How to prove this by induction?

Question

The sequence ${u_n}$ is given by the recurrence relation

$u_{n+1}=u_n-2 $ for n = 1,2,3, ...,

and the initial term $u_1=-1$

Prove by induction that $\sum^m_{n=1} u_n = -m^2$ for att $m\geq 1$

I get stuck in the induction step.

Answer 1

Clearly the result holds for $m=1:$ $\sum_{n=1}^{1}u_n=u_1=-1=-1^2$.

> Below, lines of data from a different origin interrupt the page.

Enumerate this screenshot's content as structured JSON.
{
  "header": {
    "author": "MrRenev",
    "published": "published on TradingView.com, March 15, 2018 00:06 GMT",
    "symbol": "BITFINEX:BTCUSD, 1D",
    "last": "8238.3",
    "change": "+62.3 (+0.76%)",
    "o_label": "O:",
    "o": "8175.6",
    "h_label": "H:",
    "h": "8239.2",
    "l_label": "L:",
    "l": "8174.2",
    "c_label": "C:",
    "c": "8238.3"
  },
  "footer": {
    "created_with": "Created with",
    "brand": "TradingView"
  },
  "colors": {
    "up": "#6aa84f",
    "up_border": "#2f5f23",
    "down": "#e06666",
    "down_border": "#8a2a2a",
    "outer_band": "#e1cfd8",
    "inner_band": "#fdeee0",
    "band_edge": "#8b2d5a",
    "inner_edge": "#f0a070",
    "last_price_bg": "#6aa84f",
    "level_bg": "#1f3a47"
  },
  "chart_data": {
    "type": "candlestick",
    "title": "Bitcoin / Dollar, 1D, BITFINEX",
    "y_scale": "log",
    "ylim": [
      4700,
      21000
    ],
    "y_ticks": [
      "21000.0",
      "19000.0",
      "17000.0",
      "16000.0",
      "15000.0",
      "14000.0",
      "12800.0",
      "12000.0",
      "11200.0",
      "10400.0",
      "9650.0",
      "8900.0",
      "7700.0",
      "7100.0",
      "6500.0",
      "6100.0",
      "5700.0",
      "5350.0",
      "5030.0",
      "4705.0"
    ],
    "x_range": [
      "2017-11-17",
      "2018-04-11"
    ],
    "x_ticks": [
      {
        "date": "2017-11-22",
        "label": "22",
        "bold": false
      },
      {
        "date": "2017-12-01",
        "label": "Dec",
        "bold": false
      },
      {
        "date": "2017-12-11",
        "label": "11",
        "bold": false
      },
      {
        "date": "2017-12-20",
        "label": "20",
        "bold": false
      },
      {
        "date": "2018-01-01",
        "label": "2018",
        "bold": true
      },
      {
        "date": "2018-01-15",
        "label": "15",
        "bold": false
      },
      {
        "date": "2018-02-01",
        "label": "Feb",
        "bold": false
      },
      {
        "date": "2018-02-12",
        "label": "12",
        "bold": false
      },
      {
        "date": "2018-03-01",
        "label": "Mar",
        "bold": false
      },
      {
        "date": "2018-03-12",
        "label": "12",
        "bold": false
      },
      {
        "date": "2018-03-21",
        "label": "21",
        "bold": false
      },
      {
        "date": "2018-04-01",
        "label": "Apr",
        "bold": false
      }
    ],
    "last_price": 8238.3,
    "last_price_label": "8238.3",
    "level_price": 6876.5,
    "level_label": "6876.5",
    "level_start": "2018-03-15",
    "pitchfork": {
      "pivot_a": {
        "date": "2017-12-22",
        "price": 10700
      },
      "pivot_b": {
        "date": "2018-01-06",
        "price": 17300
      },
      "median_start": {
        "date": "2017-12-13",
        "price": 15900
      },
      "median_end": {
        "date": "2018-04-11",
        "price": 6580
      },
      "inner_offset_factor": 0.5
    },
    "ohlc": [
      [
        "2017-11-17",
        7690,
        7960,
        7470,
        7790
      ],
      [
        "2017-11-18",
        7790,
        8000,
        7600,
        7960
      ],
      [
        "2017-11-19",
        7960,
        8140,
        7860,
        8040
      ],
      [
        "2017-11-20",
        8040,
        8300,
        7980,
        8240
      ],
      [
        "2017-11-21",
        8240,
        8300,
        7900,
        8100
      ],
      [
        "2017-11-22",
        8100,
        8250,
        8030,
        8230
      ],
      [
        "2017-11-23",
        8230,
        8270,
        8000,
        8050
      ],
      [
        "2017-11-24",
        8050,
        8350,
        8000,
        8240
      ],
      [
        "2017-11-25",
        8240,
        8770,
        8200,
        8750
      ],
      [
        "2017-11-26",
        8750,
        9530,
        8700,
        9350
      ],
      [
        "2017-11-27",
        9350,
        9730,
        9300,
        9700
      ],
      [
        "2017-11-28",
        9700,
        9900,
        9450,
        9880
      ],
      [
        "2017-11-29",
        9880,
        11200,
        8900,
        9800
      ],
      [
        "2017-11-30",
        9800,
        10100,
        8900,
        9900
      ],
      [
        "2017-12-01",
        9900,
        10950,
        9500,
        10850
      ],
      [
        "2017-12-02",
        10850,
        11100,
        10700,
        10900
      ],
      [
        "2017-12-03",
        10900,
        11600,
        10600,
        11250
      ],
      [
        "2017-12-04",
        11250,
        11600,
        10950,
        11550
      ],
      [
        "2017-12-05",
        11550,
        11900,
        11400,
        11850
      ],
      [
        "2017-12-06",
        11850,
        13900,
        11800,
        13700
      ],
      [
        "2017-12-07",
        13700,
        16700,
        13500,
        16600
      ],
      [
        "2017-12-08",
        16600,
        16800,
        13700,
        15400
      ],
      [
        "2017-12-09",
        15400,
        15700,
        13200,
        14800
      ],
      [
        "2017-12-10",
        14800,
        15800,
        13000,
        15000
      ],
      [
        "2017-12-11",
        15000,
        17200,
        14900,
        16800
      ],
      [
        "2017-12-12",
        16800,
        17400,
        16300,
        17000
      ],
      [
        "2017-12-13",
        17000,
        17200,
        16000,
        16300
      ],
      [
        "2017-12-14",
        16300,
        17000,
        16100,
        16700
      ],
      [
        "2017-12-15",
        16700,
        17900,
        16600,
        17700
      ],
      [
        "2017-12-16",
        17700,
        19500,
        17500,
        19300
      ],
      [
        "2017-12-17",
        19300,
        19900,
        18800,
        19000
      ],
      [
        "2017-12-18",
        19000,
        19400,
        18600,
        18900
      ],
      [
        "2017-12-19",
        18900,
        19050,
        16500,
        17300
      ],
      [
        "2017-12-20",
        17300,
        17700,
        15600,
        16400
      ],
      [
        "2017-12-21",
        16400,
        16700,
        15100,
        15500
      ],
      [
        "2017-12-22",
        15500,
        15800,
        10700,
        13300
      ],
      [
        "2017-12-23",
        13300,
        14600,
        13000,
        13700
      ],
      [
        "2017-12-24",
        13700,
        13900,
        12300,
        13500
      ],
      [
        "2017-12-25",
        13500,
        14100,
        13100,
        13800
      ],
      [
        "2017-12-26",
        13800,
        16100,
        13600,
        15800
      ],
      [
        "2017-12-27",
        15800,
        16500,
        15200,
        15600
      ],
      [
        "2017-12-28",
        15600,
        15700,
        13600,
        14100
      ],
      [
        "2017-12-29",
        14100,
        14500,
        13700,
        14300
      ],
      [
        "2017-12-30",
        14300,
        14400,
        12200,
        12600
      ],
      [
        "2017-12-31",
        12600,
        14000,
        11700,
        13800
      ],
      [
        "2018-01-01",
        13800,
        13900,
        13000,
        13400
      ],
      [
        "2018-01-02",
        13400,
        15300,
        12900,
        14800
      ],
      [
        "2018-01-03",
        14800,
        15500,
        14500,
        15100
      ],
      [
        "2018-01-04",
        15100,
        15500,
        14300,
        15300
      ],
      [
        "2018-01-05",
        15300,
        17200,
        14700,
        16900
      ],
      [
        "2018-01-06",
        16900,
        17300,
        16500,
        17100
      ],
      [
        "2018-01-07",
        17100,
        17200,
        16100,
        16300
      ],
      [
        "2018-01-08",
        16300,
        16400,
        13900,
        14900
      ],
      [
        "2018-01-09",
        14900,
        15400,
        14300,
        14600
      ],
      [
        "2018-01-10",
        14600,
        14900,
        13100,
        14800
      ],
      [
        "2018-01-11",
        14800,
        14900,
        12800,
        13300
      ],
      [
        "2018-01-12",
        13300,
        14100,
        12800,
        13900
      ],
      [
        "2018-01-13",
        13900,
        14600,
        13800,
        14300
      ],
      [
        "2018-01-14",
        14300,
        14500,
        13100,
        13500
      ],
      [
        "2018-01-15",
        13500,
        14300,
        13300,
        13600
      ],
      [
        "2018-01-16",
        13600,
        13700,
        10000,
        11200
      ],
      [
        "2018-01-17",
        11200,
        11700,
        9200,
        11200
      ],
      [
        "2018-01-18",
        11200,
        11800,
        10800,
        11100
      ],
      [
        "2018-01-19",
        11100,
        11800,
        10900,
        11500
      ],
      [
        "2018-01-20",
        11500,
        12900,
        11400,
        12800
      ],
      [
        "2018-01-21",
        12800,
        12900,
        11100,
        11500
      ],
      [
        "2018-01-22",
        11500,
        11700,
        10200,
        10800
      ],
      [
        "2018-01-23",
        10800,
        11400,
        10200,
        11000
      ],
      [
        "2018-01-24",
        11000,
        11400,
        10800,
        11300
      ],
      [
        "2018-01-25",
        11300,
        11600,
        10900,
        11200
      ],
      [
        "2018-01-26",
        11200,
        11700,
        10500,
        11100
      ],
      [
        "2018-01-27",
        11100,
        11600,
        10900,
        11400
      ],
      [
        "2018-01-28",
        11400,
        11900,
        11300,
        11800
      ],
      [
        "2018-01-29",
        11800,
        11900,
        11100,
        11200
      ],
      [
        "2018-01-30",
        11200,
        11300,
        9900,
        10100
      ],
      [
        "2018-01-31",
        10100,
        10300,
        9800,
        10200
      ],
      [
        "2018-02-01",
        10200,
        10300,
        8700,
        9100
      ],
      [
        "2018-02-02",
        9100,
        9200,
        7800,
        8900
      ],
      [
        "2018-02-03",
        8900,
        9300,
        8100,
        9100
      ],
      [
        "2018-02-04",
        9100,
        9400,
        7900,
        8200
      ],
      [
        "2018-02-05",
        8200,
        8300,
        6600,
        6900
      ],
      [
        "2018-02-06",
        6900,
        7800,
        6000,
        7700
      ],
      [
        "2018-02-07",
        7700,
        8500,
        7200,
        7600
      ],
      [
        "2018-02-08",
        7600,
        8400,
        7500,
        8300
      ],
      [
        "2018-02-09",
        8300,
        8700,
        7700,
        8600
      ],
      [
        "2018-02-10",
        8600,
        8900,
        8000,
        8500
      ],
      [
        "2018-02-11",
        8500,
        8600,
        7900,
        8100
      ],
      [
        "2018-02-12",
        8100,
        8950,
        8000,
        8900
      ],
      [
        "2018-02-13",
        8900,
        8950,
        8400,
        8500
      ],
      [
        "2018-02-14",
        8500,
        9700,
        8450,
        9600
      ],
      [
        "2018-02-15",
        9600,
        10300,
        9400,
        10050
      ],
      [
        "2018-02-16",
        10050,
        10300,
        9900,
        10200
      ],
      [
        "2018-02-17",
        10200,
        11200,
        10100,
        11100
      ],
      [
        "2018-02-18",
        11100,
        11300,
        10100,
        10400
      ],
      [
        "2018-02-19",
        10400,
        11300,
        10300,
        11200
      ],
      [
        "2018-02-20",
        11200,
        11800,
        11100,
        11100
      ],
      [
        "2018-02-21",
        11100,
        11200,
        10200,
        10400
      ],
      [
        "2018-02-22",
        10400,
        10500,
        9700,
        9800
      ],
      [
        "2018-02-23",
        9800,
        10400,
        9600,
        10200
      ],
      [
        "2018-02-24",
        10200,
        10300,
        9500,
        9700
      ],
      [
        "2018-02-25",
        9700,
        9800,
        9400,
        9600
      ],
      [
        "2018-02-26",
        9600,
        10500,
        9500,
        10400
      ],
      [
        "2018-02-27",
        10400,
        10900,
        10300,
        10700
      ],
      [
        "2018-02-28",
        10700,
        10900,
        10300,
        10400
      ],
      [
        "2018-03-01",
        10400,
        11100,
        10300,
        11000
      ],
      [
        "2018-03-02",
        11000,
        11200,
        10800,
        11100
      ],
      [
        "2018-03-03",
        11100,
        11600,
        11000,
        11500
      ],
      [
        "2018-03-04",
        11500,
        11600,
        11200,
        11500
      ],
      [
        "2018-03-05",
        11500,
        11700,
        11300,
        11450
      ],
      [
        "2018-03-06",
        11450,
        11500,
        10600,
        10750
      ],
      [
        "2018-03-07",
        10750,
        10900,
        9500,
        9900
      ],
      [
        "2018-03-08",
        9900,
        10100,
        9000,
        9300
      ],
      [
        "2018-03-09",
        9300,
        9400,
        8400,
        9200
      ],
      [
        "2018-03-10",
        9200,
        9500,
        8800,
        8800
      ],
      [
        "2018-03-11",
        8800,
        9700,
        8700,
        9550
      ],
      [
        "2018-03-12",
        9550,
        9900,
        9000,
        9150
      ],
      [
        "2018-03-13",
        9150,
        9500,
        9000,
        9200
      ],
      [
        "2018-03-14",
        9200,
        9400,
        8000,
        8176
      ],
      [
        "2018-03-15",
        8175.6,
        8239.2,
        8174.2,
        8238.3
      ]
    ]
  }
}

Assume the result holds for $m=k$ for some $k\in \mathbb{N}$. Then $$\sum_{n=1}^{k}u_n=-k^2.$$

Consider when $n=k+1$. We have $u_k=-2k+1$ and so $$\begin{align} \sum_{n=1}^{k+1}u_n&=u_{k+1}+\sum_{n=1}^{k}u_n \\ &=(u_k-2)-k^2 \\ &=-2k-1-k^2 \\ &=-(k+1)^2. \end{align}$$

Hence the result holds by induction.

Answer 2

First of all show $u_n=-2n+1$ for all $n$

Then you have $$\sum_{n=1}^{m+1} u_n=\sum_{n=1}^m u_n+u_{m+1}=-m^2+u_m-2=-m^2-2m+1-2=-m^2-2m-1=-(m+1)^2$$